I wanted to do a little something different to celebrate my Martin Luther King, Jr. Day, so I decided to do some reading on MLK. I hear the "I have a dream..." line all the time, but I figured surely this man had more to talk about than one of his dreams.
I started googling old transcripts of his speeches to see what else the man had to say. Dr. Martin Luther King, Jr. was so much more than just a civil rights activist. Our society remembers his fight for racial equality, but unfortunately we forget the framework of his argument. Civil rights were merely a starting point. MLK was a rebel. He was a free thinker with a unique ability to relate to his audience. He wasn't arguing to have the same society, but with blacks and whites being equal. He wanted something more--a higher level of society--where equality would be a foregone conclusion. This is a critical difference. Dr. King urged people of all colors to be better, more educated citizens. I challenge you to do your part.
A few of my favorite quotes from today's reading:
"Change does not roll in on the wheels of inevitability, but comes through continuous struggle.
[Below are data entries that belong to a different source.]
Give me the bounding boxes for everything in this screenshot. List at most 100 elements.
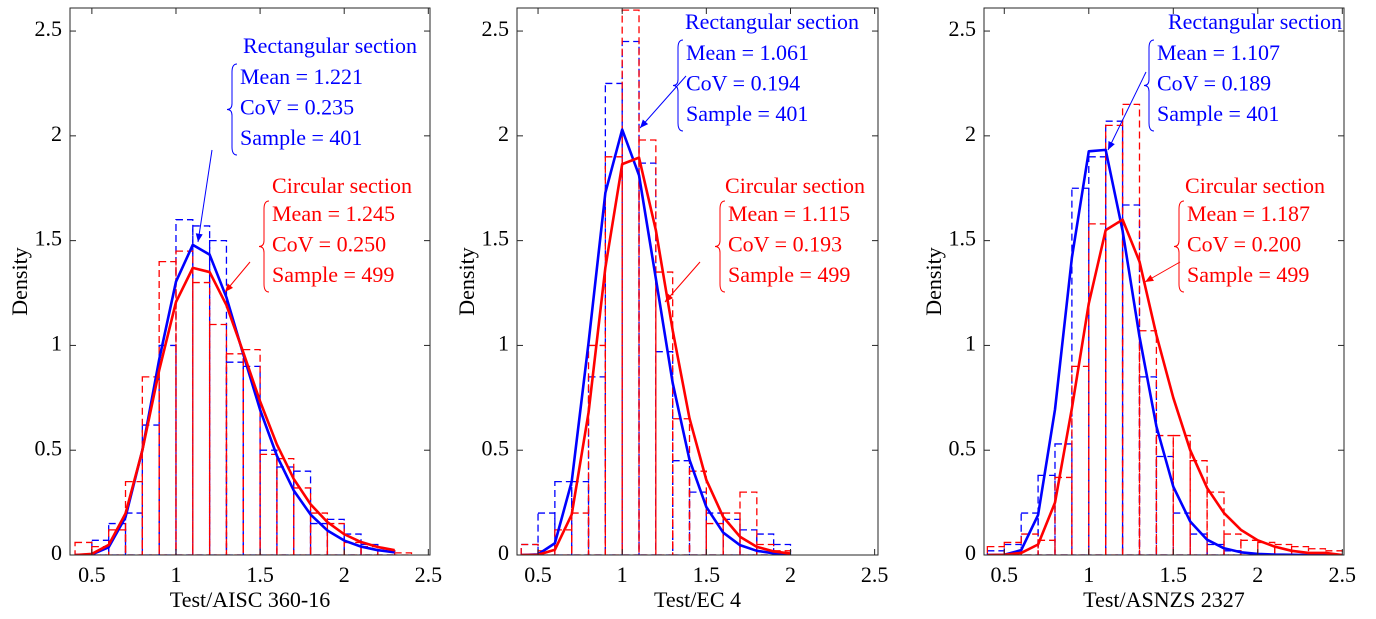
histogram-bar bbox=[158, 344, 177, 555]
y-axis-label: Density bbox=[454, 247, 479, 315]
histogram-bar bbox=[655, 271, 674, 555]
annotation-title: Circular section bbox=[725, 173, 865, 198]
histogram-bar bbox=[326, 522, 345, 555]
annotation-arrow bbox=[664, 261, 701, 303]
histogram-bar bbox=[1088, 156, 1107, 555]
arrow-head bbox=[1108, 141, 1115, 150]
annotation-line: Mean = 1.061 bbox=[686, 40, 809, 65]
annotation-line: Sample = 401 bbox=[240, 125, 362, 150]
histogram-bar bbox=[225, 353, 244, 555]
histogram-bar bbox=[587, 376, 607, 555]
histogram-bar bbox=[276, 457, 295, 555]
histogram-bar bbox=[1240, 539, 1259, 555]
annotation-line: CoV = 0.200 bbox=[1187, 232, 1301, 257]
arrow-head bbox=[225, 283, 233, 292]
y-tick-label: 1.5 bbox=[949, 226, 977, 251]
plot-area bbox=[986, 103, 1343, 555]
histogram-bar bbox=[309, 512, 329, 555]
fit-curve bbox=[987, 218, 1343, 555]
annotation-title: Rectangular section bbox=[1168, 9, 1342, 34]
histogram-bar bbox=[986, 545, 1005, 555]
histogram-bar bbox=[343, 533, 362, 555]
histogram-bar bbox=[688, 470, 707, 555]
histogram-bar bbox=[225, 361, 244, 555]
annotation-title: Circular section bbox=[1185, 173, 1325, 198]
histogram-bar bbox=[192, 281, 211, 555]
annotation-line: CoV = 0.194 bbox=[686, 71, 800, 96]
histogram-bar bbox=[293, 487, 312, 555]
histogram-bar bbox=[1071, 365, 1090, 555]
x-tick-label: 2 bbox=[339, 562, 350, 587]
fit-curve bbox=[74, 266, 395, 555]
annotation-title: Circular section bbox=[272, 173, 412, 198]
histogram-bar bbox=[672, 460, 691, 555]
y-tick-label: 2 bbox=[51, 121, 62, 146]
y-tick-label: 1.5 bbox=[482, 226, 510, 251]
histogram-bar bbox=[621, 40, 640, 555]
x-tick-label: 0.5 bbox=[991, 562, 1019, 587]
annotation-title: Rectangular section bbox=[685, 9, 859, 34]
annotation-line: Mean = 1.107 bbox=[1157, 40, 1280, 65]
x-axis-label: Test/AISC 360-16 bbox=[170, 587, 330, 612]
annotation-line: Sample = 401 bbox=[1157, 101, 1279, 126]
x-tick-label: 0.5 bbox=[78, 562, 106, 587]
histogram-bar bbox=[672, 418, 691, 555]
annotation-line: Sample = 401 bbox=[686, 101, 808, 126]
x-axis-label: Test/EC 4 bbox=[654, 587, 741, 612]
arrow-head bbox=[665, 293, 674, 302]
x-tick-label: 1 bbox=[170, 562, 181, 587]
histogram-bar bbox=[621, 9, 640, 555]
histogram-bar bbox=[1088, 223, 1107, 555]
annotation-brace bbox=[1143, 39, 1155, 132]
arrow-head bbox=[195, 233, 203, 242]
histogram-bar bbox=[124, 480, 143, 555]
histogram-bar bbox=[1189, 460, 1208, 555]
annotation-brace bbox=[672, 39, 684, 132]
x-tick-label: 1.5 bbox=[693, 562, 721, 587]
histogram-bar bbox=[175, 219, 194, 555]
histogram-bar bbox=[1037, 474, 1056, 555]
histogram-bar bbox=[192, 225, 211, 555]
histogram-bar bbox=[705, 522, 724, 555]
histogram-bar bbox=[360, 545, 379, 555]
y-tick-label: 2 bbox=[498, 121, 509, 146]
y-tick-label: 2.5 bbox=[35, 16, 63, 41]
histogram-bar bbox=[276, 466, 295, 555]
x-tick-label: 0.5 bbox=[524, 562, 552, 587]
histogram-bar bbox=[1172, 512, 1191, 555]
annotation-brace bbox=[1173, 200, 1185, 293]
histogram-bar bbox=[638, 139, 657, 555]
axes-box bbox=[69, 7, 431, 556]
annotation-line: Sample = 499 bbox=[728, 262, 850, 287]
arrow-head bbox=[1145, 274, 1154, 282]
x-axis-label: Test/ASNZS 2327 bbox=[1083, 587, 1245, 612]
histogram-bar bbox=[554, 480, 573, 555]
annotation-line: Mean = 1.187 bbox=[1187, 201, 1310, 226]
histogram-bar bbox=[141, 376, 160, 555]
annotation-line: Mean = 1.221 bbox=[240, 64, 363, 89]
x-tick-label: 1 bbox=[617, 562, 628, 587]
x-tick-label: 2.5 bbox=[861, 562, 889, 587]
annotation-line: CoV = 0.193 bbox=[728, 232, 842, 257]
plot-area bbox=[74, 219, 413, 555]
histogram-bar bbox=[259, 453, 278, 555]
histogram-bar bbox=[394, 552, 413, 555]
histogram-bar bbox=[1121, 103, 1141, 555]
histogram-bar bbox=[259, 449, 278, 555]
annotation-line: Sample = 499 bbox=[1187, 262, 1309, 287]
annotation-title: Rectangular section bbox=[243, 33, 417, 58]
annotation-brace bbox=[714, 200, 726, 293]
y-tick-label: 0.5 bbox=[35, 435, 63, 460]
annotation-arrow bbox=[1107, 71, 1147, 151]
histogram-bar bbox=[1155, 455, 1174, 555]
y-tick-label: 0 bbox=[965, 540, 976, 565]
annotation-line: CoV = 0.235 bbox=[240, 95, 354, 120]
x-tick-label: 2 bbox=[1252, 562, 1263, 587]
arrow-head bbox=[640, 119, 649, 128]
y-tick-label: 2 bbox=[965, 121, 976, 146]
annotation-arrow bbox=[197, 149, 213, 243]
histogram-bar bbox=[722, 512, 741, 555]
histogram-bar bbox=[175, 250, 194, 555]
y-tick-label: 2.5 bbox=[482, 16, 510, 41]
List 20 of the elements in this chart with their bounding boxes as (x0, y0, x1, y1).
And so we must straighten our backs and work for our freedom. A man can't ride you unless your back is bent. "
"Our scientific power has outrun our spiritual power. We have guided missiles and misguided men."
"Human progress is neither automatic nor inevitable... Every step toward the goal of justice requires sacrifice, suffering, and struggle; the tireless exertions and passionate concern of dedicated individuals."
"The function of education is to teach one to think intensively and to think critically. Intelligence plus character - that is the goal of true education."
"We must accept finite disappointment, but never lose infinite hope."
"Almost always, the creative dedicated minority has made the world better."
"Never forget that everything Hitler did in Germany was legal."
"An individual who breaks a law that conscience tells him is unjust, and who willingly accepts the penalty of imprisonment in order to arouse the conscience of the community over its injustice, is in reality expressing the highest respect for the law."
"If physical death is the price that I must pay to free my white brothers and sisters from a permanent death of the spirit, then nothing can be more redemptive."
"When you are right you cannot be too radical; when you are wrong, you cannot be too conservative."
"The question is not whether we will be extremists, but what kind of extremists we will be... The nation and the world are in dire need of creative extremists."
"We must use time creatively."
"We have also come to this hallowed spot to remind America of the fierce urgency of Now. This is no time to engage in the luxury of cooling off or to take the tranquilizing drug of gradualism."